1737 the year the hotel industry was born in Mauritius
Did you know that the first hotel in Mauritius opened its doors in 1737, in the capital city of Port Louis? And yes! Still under French occupation, the island was still called Isle de France and was then under the command of the Governor, Mahé de Labourdonnais. The establishment in question was an inn, located on the bank of the Ruisseau du Pouce and owned by André Briançon. The Governor encouraged trade and brought in tailors, goldsmiths, tanners and provided them with credit to start their business. In the centre of a changing Port-Louis, Briançon's inn was therefore a welcome addition to a small town that was seeing more and more people passing through. Although tourism was still unknown at the time, the establishment welcomed officers and soldiers as well as crews on stopover.

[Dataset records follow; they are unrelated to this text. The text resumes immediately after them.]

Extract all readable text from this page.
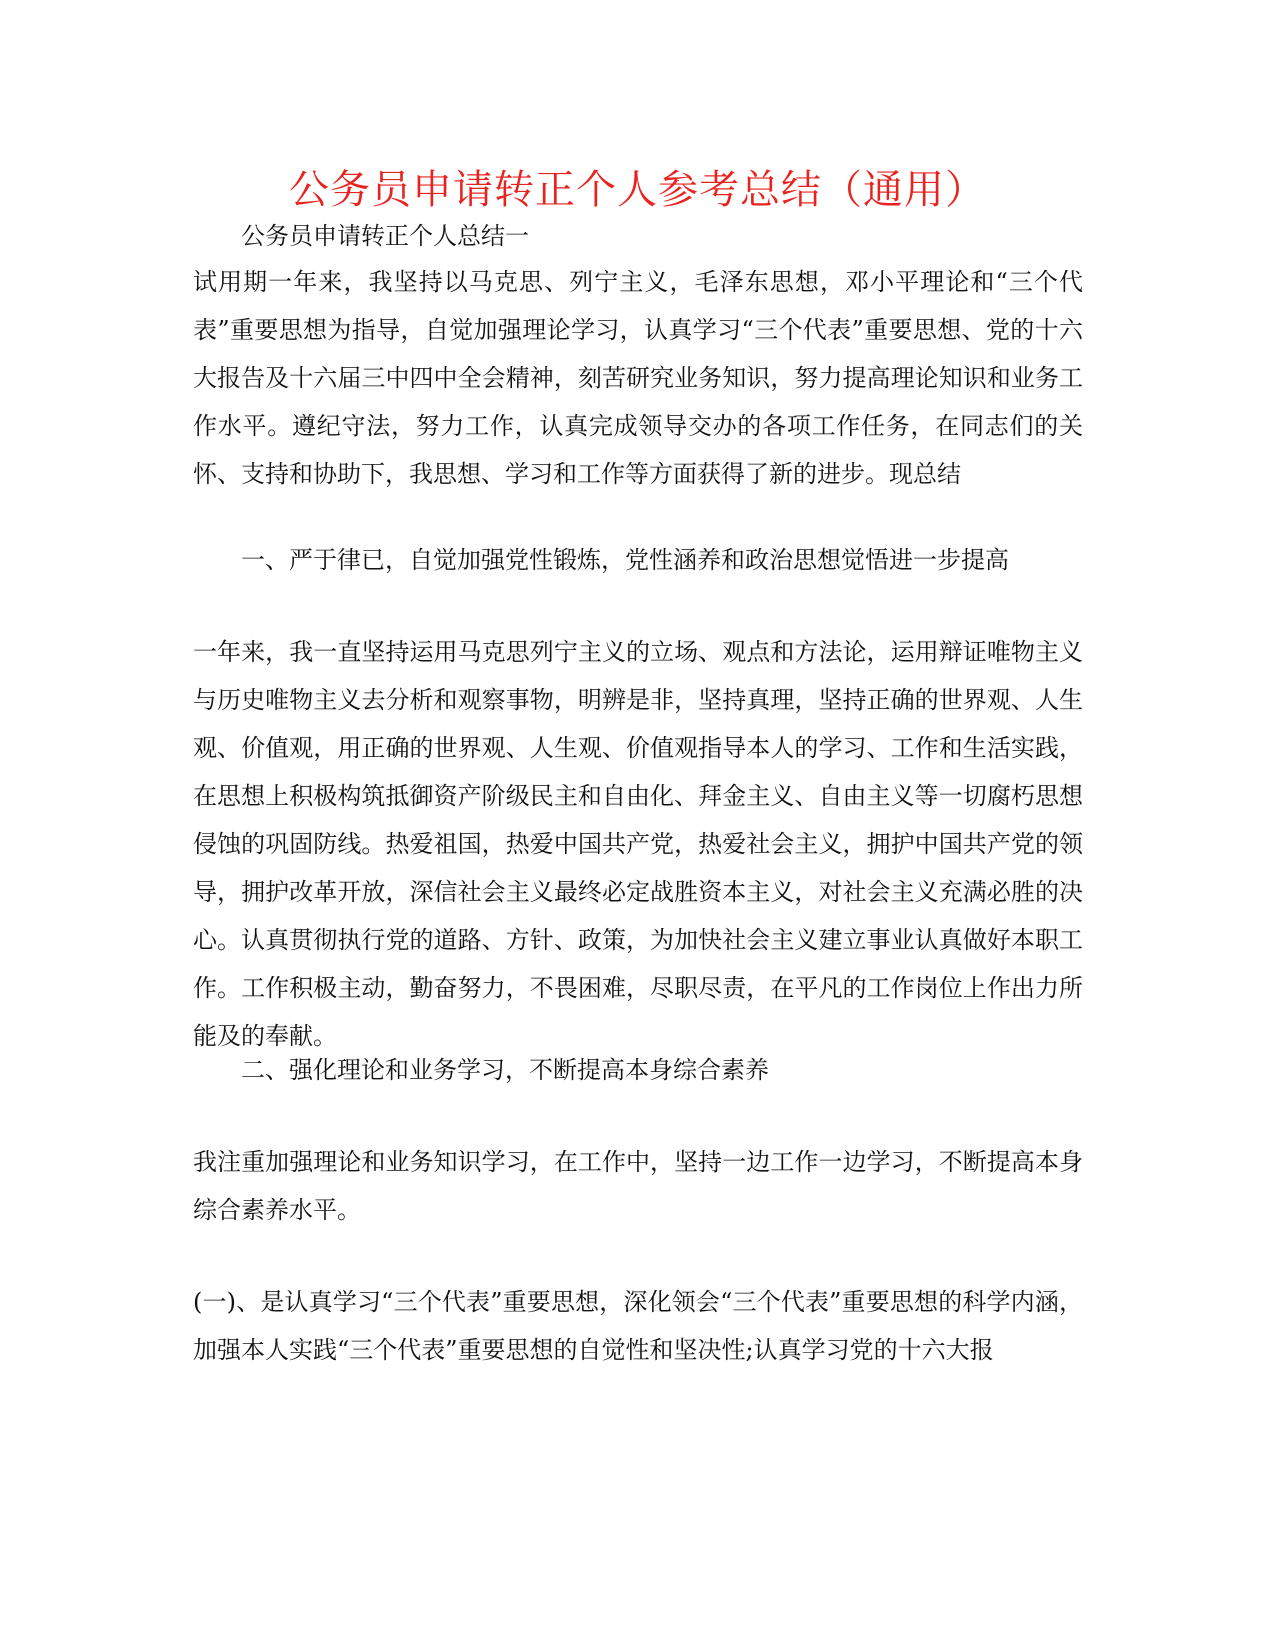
公务员申请转正个人参考总结（通用）

公务员申请转正个人总结一

试用期一年来，我坚持以马克思、列宁主义，毛泽东思想，邓小平理论和“三个代表”重要思想为指导，自觉加强理论学习，认真学习“三个代表”重要思想、党的十六大报告及十六届三中四中全会精神，刻苦研究业务知识，努力提高理论知识和业务工作水平。遵纪守法，努力工作，认真完成领导交办的各项工作任务，在同志们的关怀、支持和协助下，我思想、学习和工作等方面获得了新的进步。现总结

一、严于律已，自觉加强党性锻炼，党性涵养和政治思想觉悟进一步提高

一年来，我一直坚持运用马克思列宁主义的立场、观点和方法论，运用辩证唯物主义与历史唯物主义去分析和观察事物，明辨是非，坚持真理，坚持正确的世界观、人生观、价值观，用正确的世界观、人生观、价值观指导本人的学习、工作和生活实践，在思想上积极构筑抵御资产阶级民主和自由化、拜金主义、自由主义等一切腐朽思想侵蚀的巩固防线。热爱祖国，热爱中国共产党，热爱社会主义，拥护中国共产党的领导，拥护改革开放，深信社会主义最终必定战胜资本主义，对社会主义充满必胜的决心。认真贯彻执行党的道路、方针、政策，为加快社会主义建立事业认真做好本职工作。工作积极主动，勤奋努力，不畏困难，尽职尽责，在平凡的工作岗位上作出力所能及的奉献。

二、强化理论和业务学习，不断提高本身综合素养

我注重加强理论和业务知识学习，在工作中，坚持一边工作一边学习，不断提高本身综合素养水平。

(一)、是认真学习“三个代表”重要思想，深化领会“三个代表”重要思想的科学内涵，加强本人实践“三个代表”重要思想的自觉性和坚决性;认真学习党的十六大报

A few years later, in 1741, a second inn opened its doors on the Port-Louis/Grande Rivière Nord-Ouest route. Then another, followed by another…little by little the small tropical capital was to become a real port of call for travellers exhausted by the long crossings between Europe and the East Indies. Thus was born the hotel business in Mauritius. The years passed quickly and the country was to experience a major change in its physiognomy. However, it was not until after the war that a few Englishmen stopped in Mauritius and according to official figures, in 1947, more than 200 years after the first inn in Port Louis, there were only four hotels in Mauritius, namely: the Curepipe Hotel and the Golden Hotel in Curepipe, the National Hotel in Port Louis and the Family Hotel in Vacoas. A few years later, the country welcomed 1,800 visitors, prompting the big investors to change their tune. This is how the Rogers company bought, under its new subsidiary Mauritius Hotels, the Château Mallac and turned it into the majestic Park Hotel. The Rogers company increased its investments and built Le Chaland, the first seaside hotel near the Plaisance airport and a second one at Morne Brabant, Le Morne Plage in 1954. The latter was renamed Le Morne Brabant in 1968 and was equipped with the very first golf course in Mauritius. In 1971, Mauritius Hotels opened a third establishment at Trou aux Biches in the north-west.

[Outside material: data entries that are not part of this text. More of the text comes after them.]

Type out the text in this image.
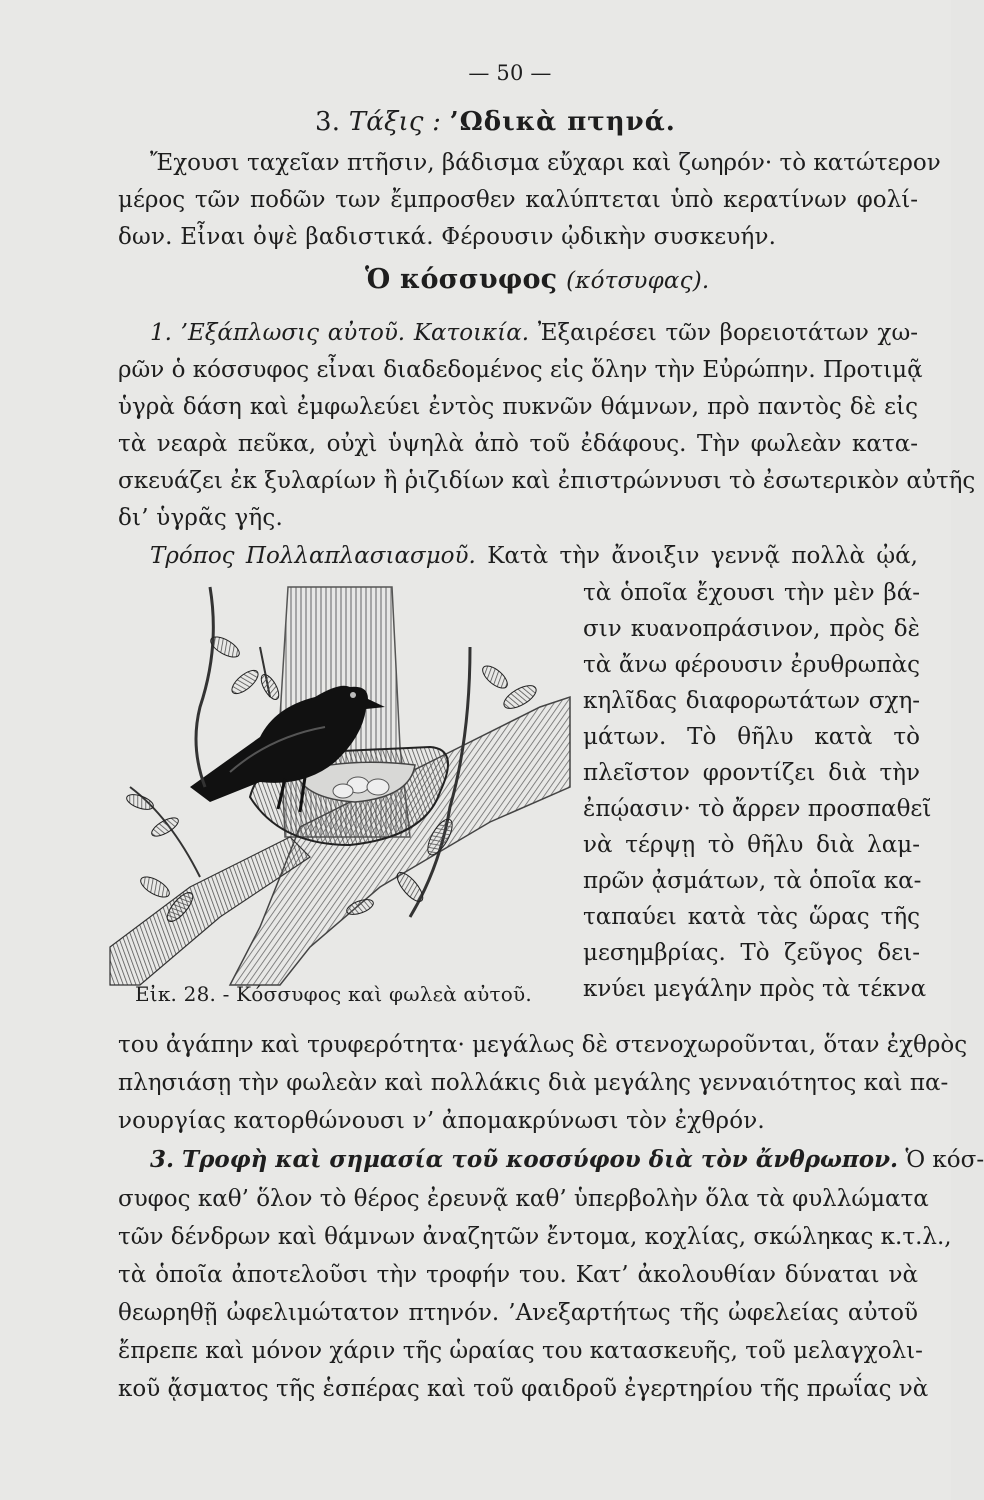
— 50 —
3. Τάξις : ’Ωδικὰ πτηνά.
Ἔχουσι ταχεῖαν πτῆσιν, βάδισμα εὔχαρι καὶ ζωηρόν· τὸ κατώτερον
μέρος τῶν ποδῶν των ἔμπροσθεν καλύπτεται ὑπὸ κερατίνων φολί-
δων. Εἶναι ὀψὲ βαδιστικά. Φέρουσιν ᾠδικὴν συσκευήν.
Ὁ κόσσυφος (κότσυφας).
1. ’Εξάπλωσις αὐτοῦ. Κατοικία. Ἐξαιρέσει τῶν βορειοτάτων χω-
ρῶν ὁ κόσσυφος εἶναι διαδεδομένος εἰς ὅλην τὴν Εὐρώπην. Προτιμᾷ
ὑγρὰ δάση καὶ ἐμφωλεύει ἐντὸς πυκνῶν θάμνων, πρὸ παντὸς δὲ εἰς
τὰ νεαρὰ πεῦκα, οὐχὶ ὑψηλὰ ἀπὸ τοῦ ἐδάφους. Τὴν φωλεὰν κατα-
σκευάζει ἐκ ξυλαρίων ἢ ῥιζιδίων καὶ ἐπιστρώννυσι τὸ ἐσωτερικὸν αὐτῆς
δι’ ὑγρᾶς γῆς.
Τρόπος Πολλαπλασιασμοῦ. Κατὰ τὴν ἄνοιξιν γεννᾷ πολλὰ ᾠά,
τὰ ὁποῖα ἔχουσι τὴν μὲν βά-
σιν κυανοπράσινον, πρὸς δὲ
τὰ ἄνω φέρουσιν ἐρυθρωπὰς
κηλῖδας διαφορωτάτων σχη-
μάτων. Τὸ θῆλυ κατὰ τὸ
πλεῖστον φροντίζει διὰ τὴν
ἐπῴασιν· τὸ ἄρρεν προσπαθεῖ
νὰ τέρψῃ τὸ θῆλυ διὰ λαμ-
πρῶν ᾀσμάτων, τὰ ὁποῖα κα-
ταπαύει κατὰ τὰς ὥρας τῆς
μεσημβρίας. Τὸ ζεῦγος δει-
κνύει μεγάλην πρὸς τὰ τέκνα
Εἰκ. 28. - Κόσσυφος καὶ φωλεὰ αὐτοῦ.
του ἀγάπην καὶ τρυφερότητα· μεγάλως δὲ στενοχωροῦνται, ὅταν ἐχθρὸς
πλησιάσῃ τὴν φωλεὰν καὶ πολλάκις διὰ μεγάλης γενναιότητος καὶ πα-
νουργίας κατορθώνουσι ν’ ἀπομακρύνωσι τὸν ἐχθρόν.
3. Τροφὴ καὶ σημασία τοῦ κοσσύφου διὰ τὸν ἄνθρωπον. Ὁ κόσ-
συφος καθ’ ὅλον τὸ θέρος ἐρευνᾷ καθ’ ὑπερβολὴν ὅλα τὰ φυλλώματα
τῶν δένδρων καὶ θάμνων ἀναζητῶν ἔντομα, κοχλίας, σκώληκας κ.τ.λ.,
τὰ ὁποῖα ἀποτελοῦσι τὴν τροφήν του. Κατ’ ἀκολουθίαν δύναται νὰ
θεωρηθῇ ὠφελιμώτατον πτηνόν. ’Ανεξαρτήτως τῆς ὠφελείας αὐτοῦ
ἔπρεπε καὶ μόνον χάριν τῆς ὡραίας του κατασκευῆς, τοῦ μελαγχολι-
κοῦ ᾄσματος τῆς ἑσπέρας καὶ τοῦ φαιδροῦ ἐγερτηρίου τῆς πρωΐας νὰ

It was not until the 1970s that luxury hotels emerged in Mauritius. Until then, Mauritius Hotels alone controlled the hotel industry in the country, so Sir Gaëtan Duval, then Minister of Tourism, brought in the South African group Southern Sun, specialising in luxury hotels, which then joined forces with the conglomerate Ireland Blyth Limited (IBL) to create Sun Resorts. Together, this group built a series of world-class hotels on the Mauritian coast, such as the St-Géran in 1975. The sugar "boom" of 1974-1975 gave the Franco-Mauritian properties the chance to diversify their activities from sugar cane to hotels. In the meantime, foreign groups settled in Mauritius like Club Méditerranée which was the first to offer half-board and sports activities. We remain in the 70s. In 1975, the Constance company launched the Belle-Mare Plage hotel, while Médine Sugar Estate took shares in the La Pirogue hotel complex in 1983. Another sugar company to invest in the hotel business was Mon Trésor et Mon Désert, which became a shareholder in Sun Resorts.

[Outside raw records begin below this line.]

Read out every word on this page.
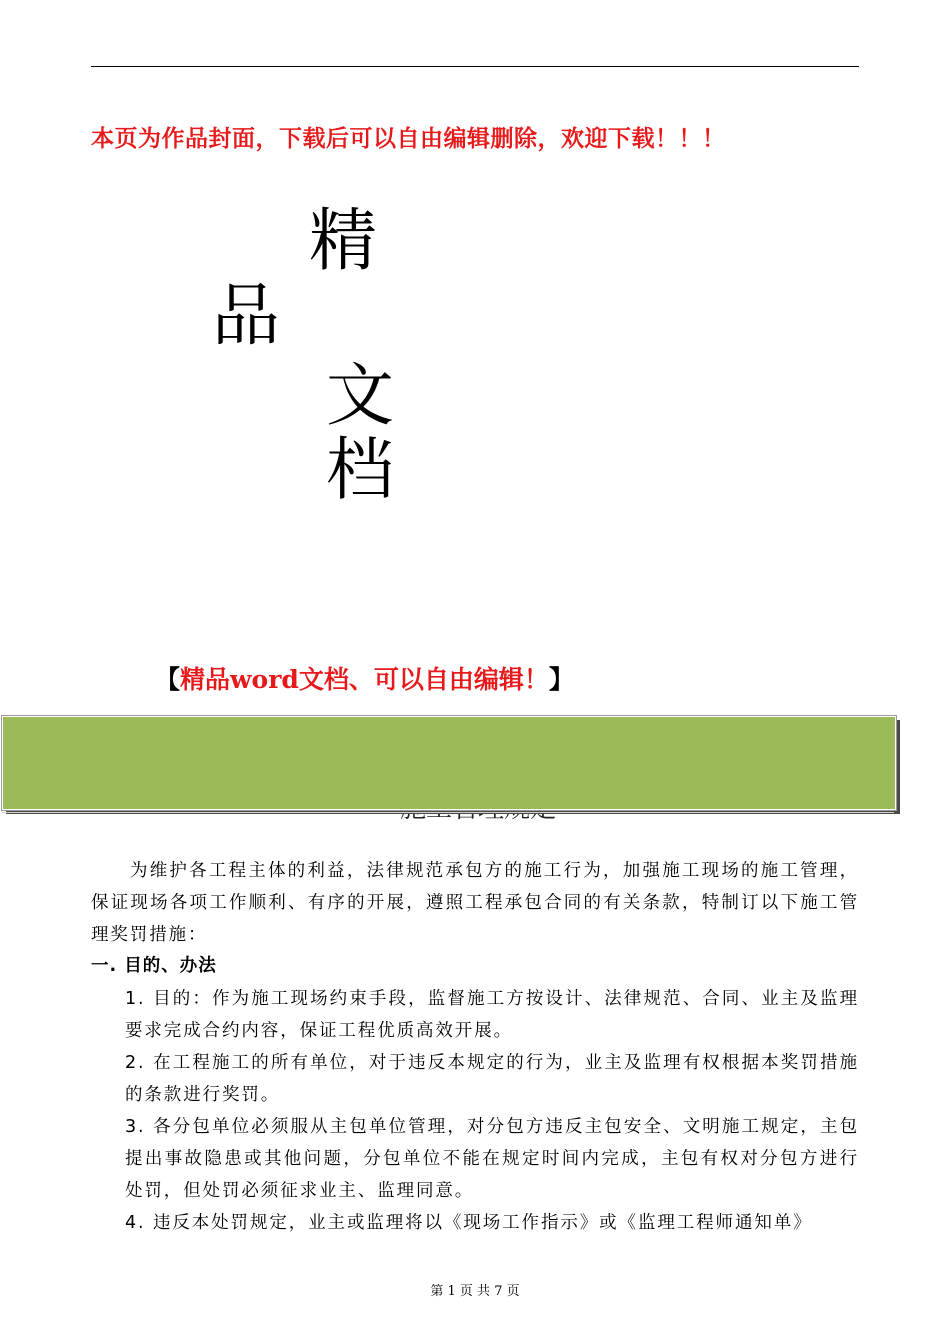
本页为作品封面，下载后可以自由编辑删除，欢迎下载！！！
精
品
文
档
【精品word文档、可以自由编辑！】
为维护各工程主体的利益，法律规范承包方的施工行为，加强施工现场的施工管理，保证现场各项工作顺利、有序的开展，遵照工程承包合同的有关条款，特制订以下施工管理奖罚措施：
一. 目的、办法
1. 目的：作为施工现场约束手段，监督施工方按设计、法律规范、合同、业主及监理要求完成合约内容，保证工程优质高效开展。
2. 在工程施工的所有单位，对于违反本规定的行为，业主及监理有权根据本奖罚措施的条款进行奖罚。
3. 各分包单位必须服从主包单位管理，对分包方违反主包安全、文明施工规定，主包提出事故隐患或其他问题，分包单位不能在规定时间内完成，主包有权对分包方进行处罚，但处罚必须征求业主、监理同意。
4. 违反本处罚规定，业主或监理将以《现场工作指示》或《监理工程师通知单》
第 1 页 共 7 页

For years, the intervention of these groups in the tourism industry has led to the construction of new hotels throughout the country, but mainly on the coast. In 1987, for example, the Union Sugar Estate invested in the La Croix du Sud hotel, which has recently become the Preskil. A leap in time takes us to 1998 when the Constance Group built the Prince Maurice and its 89 luxury suites. Later on, other groups will come to Mauritius like Naïade Resorts, the third hotel group in Mauritius alongside New Mauritius Hotels and Sun Resorts. Naïade Resorts started in 1990 with the Tropical Trou D'eau Douce.